The simple reality is the British state cannot afford to keep paying massive household energy subsidies indefinitely.

If the British Government goes bankrupt, attempting to paper over the cracks in their energy policy until the bitter end, everyone loses their benefits and subsidies. Either the money stops being paid, or the British Pound is devalued so savagely by the resulting economic crisis, the benefit payments might as well be toilet paper for all the good they do to the recipients.

Arguably the toilet paper currency collapse scenario is already in progress.
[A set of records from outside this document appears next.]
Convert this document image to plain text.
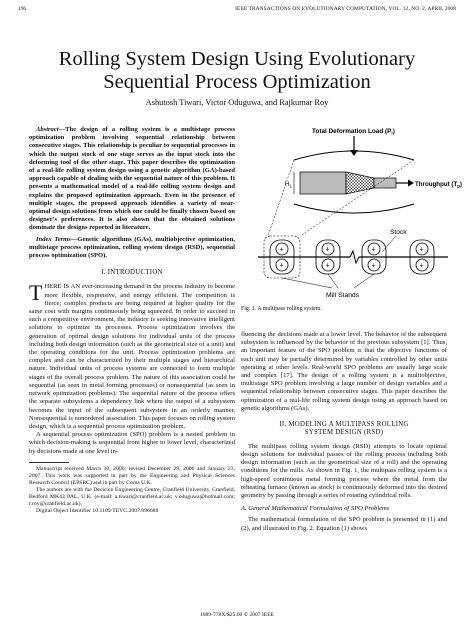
196	IEEE TRANSACTIONS ON EVOLUTIONARY COMPUTATION, VOL. 12, NO. 2, APRIL 2008
Rolling System Design Using Evolutionary
Sequential Process Optimization
Ashutosh Tiwari, Victor Oduguwa, and Rajkumar Roy

Abstract—The design of a rolling system is a multistage process optimization problem involving sequential relationship between consecutive stages. This relationship is peculiar to sequential processes in which the output stock of one stage serves as the input stock into the deforming tool of the other stage. This paper describes the optimization of a real-life rolling system design using a genetic algorithm (GA)-based approach capable of dealing with the sequential nature of this problem. It presents a mathematical model of a real-life rolling system design and explains the proposed optimization approach. Even in the presence of multiple stages, the proposed approach identifies a variety of near-optimal design solutions from which one could be finally chosen based on designer's preferences. It is also shown that the obtained solutions dominate the designs reported in literature.

Index Terms—Genetic algorithms (GAs), multiobjective optimization, multistage process optimization, rolling system design (RSD), sequential process optimization (SPO).

I. INTRODUCTION

THERE IS AN ever-increasing demand in the process industry to become more flexible, responsive, and energy efficient. The competition is fierce; complex products are being required at higher quality for the same cost with margins continuously being squeezed. In order to succeed in such a competitive environment, the industry is seeking innovative intelligent solutions to optimize its processes. Process optimization involves the generation of optimal design solutions for individual units of the process including both design information (such as the geometrical size of a unit) and the operating conditions for the unit. Process optimization problems are complex and can be characterized by their multiple stages and hierarchical nature. Individual units of process systems are connected to form multiple stages of the overall process problem. The nature of this association could be sequential (as seen in metal forming processes) or nonsequential (as seen in network optimization problems). The sequential nature of the process offers the separate subsystems a dependency link where the output of a subsystem becomes the input of the subsequent subsystem in an orderly manner. Nonsequential is nonordered association. This paper focuses on rolling system design, which is a sequential process optimization problem.

A sequential process optimization (SPO) problem is a nested problem in which decision-making is sequential from higher to lower level, characterized by decisions made at one level in-

Manuscript received March 30, 2006; revised December 29, 2006 and January 23, 2007. This work was supported in part by the Engineering and Physical Sciences Research Council (EPSRC) and in part by Corus U.K.

The authors are with the Decision Engineering Centre, Cranfield University, Cranfield, Bedford MK43 0AL, U.K. (e-mail: a.tiwari@cranfield.ac.uk; v.oduguwa@hotmail.com; r.roy@cranfield.ac.uk).

Digital Object Identifier 10.1109/TEVC.2007.896688

Total Deformation Load $(P_i)$
$H_1$	Throughput $(T_p)$
Stock
+
+
+
+
+
+
+
+
Mill Stands
Fig. 1. A multipass rolling system.

fluencing the decisions made at a lower level. The behavior of the subsequent subsystem is influenced by the behavior of the previous subsystem [1]. Thus, an important feature of the SPO problem is that the objective functions of each unit may be partially determined by variables controlled by other units operating at other levels. Real-world SPO problems are usually large scale and complex [17]. The design of a rolling system is a multiobjective, multistage SPO problem involving a large number of design variables and a sequential relationship between consecutive stages. This paper describes the optimization of a real-life rolling system design using an approach based on genetic algorithms (GAs).

II. MODELING A MULTIPASS ROLLING
SYSTEM DESIGN (RSD)

The multipass rolling system design (RSD) attempts to locate optimal design solutions for individual passes of the rolling process including both design information (such as the geometrical size of a roll) and the operating conditions for the mills. As shown in Fig. 1, the multipass rolling system is a high-speed continuous metal forming process where the metal from the reheating furnace (known as stock) is continuously deformed into the desired geometry by passing through a series of rotating cylindrical rolls.

A. General Mathematical Formulation of SPO Problems

The mathematical formulation of the SPO problem is presented in (1) and (2), and illustrated in Fig. 2. Equation (1) shows

1089-778X/$25.00 © 2007 IEEE
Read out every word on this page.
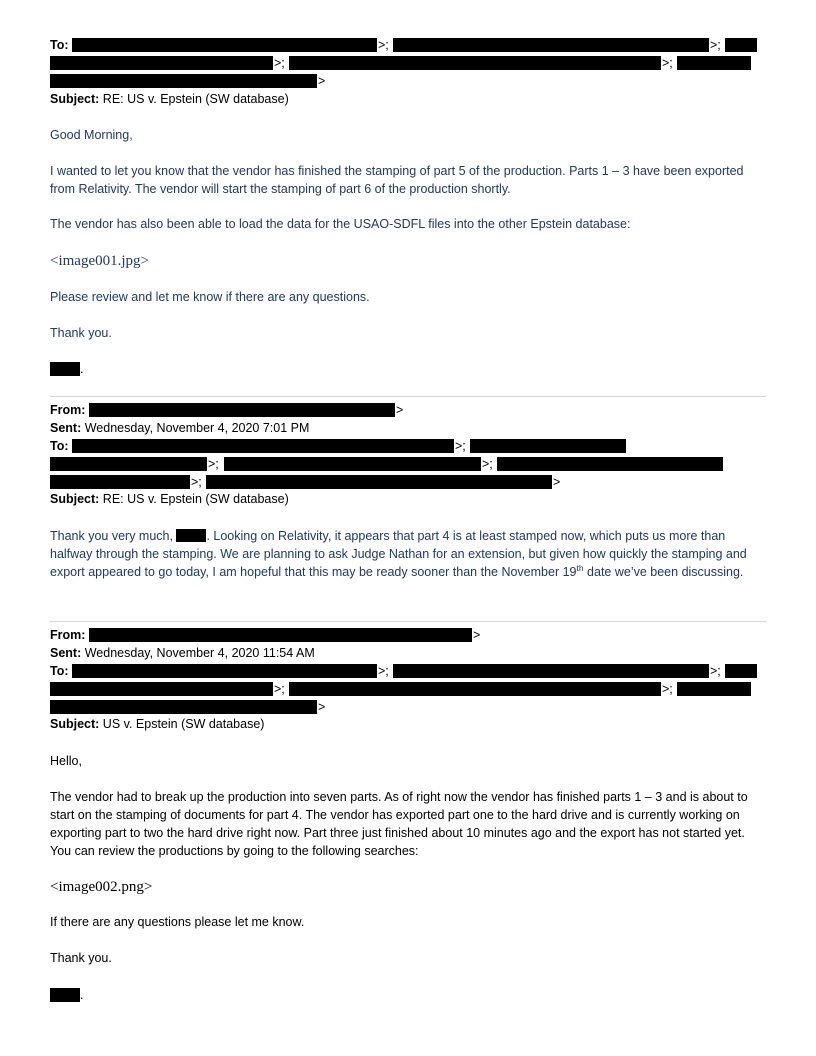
To:	>;	>;
>;	>;
>
Subject: RE: US v. Epstein (SW database)
Good Morning,
I wanted to let you know that the vendor has finished the stamping of part 5 of the production. Parts 1 – 3 have been exported from Relativity. The vendor will start the stamping of part 6 of the production shortly.
The vendor has also been able to load the data for the USAO-SDFL files into the other Epstein database:
<image001.jpg>
Please review and let me know if there are any questions.
Thank you.
.
From:	>
Sent: Wednesday, November 4, 2020 7:01 PM
To:	>;
>;	>;
>;	>
Subject: RE: US v. Epstein (SW database)
Thank you very much, . Looking on Relativity, it appears that part 4 is at least stamped now, which puts us more than halfway through the stamping. We are planning to ask Judge Nathan for an extension, but given how quickly the stamping and export appeared to go today, I am hopeful that this may be ready sooner than the November 19th date we’ve been discussing.
From:	>
Sent: Wednesday, November 4, 2020 11:54 AM
To:	>;	>;
>;	>;
>
Subject: US v. Epstein (SW database)
Hello,
The vendor had to break up the production into seven parts. As of right now the vendor has finished parts 1 – 3 and is about to start on the stamping of documents for part 4. The vendor has exported part one to the hard drive and is currently working on exporting part to two the hard drive right now. Part three just finished about 10 minutes ago and the export has not started yet. You can review the productions by going to the following searches:
<image002.png>
If there are any questions please let me know.
Thank you.
.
British energy prices keep rising, because the value of the British pound is plummeting vs the cost of imported energy.

If the TUC had advanced a rational plan, demanded immediate restoration of affordable energy, even if that meant re-opening coal plants and coal mines, and if they accepted that a managed phase down of the subsidy would eventually occur when energy prices returned to normal, I would have supported this position wholeheartedly.

Instead, the TUC are demanding a continuation of the insane Net Zero train ride which created this mess, but with a cushion seat for TUC members. A cushion which will do members no good at all, when the subsidies stop flowing.

The TUC are not part of the solution, they are part of the problem.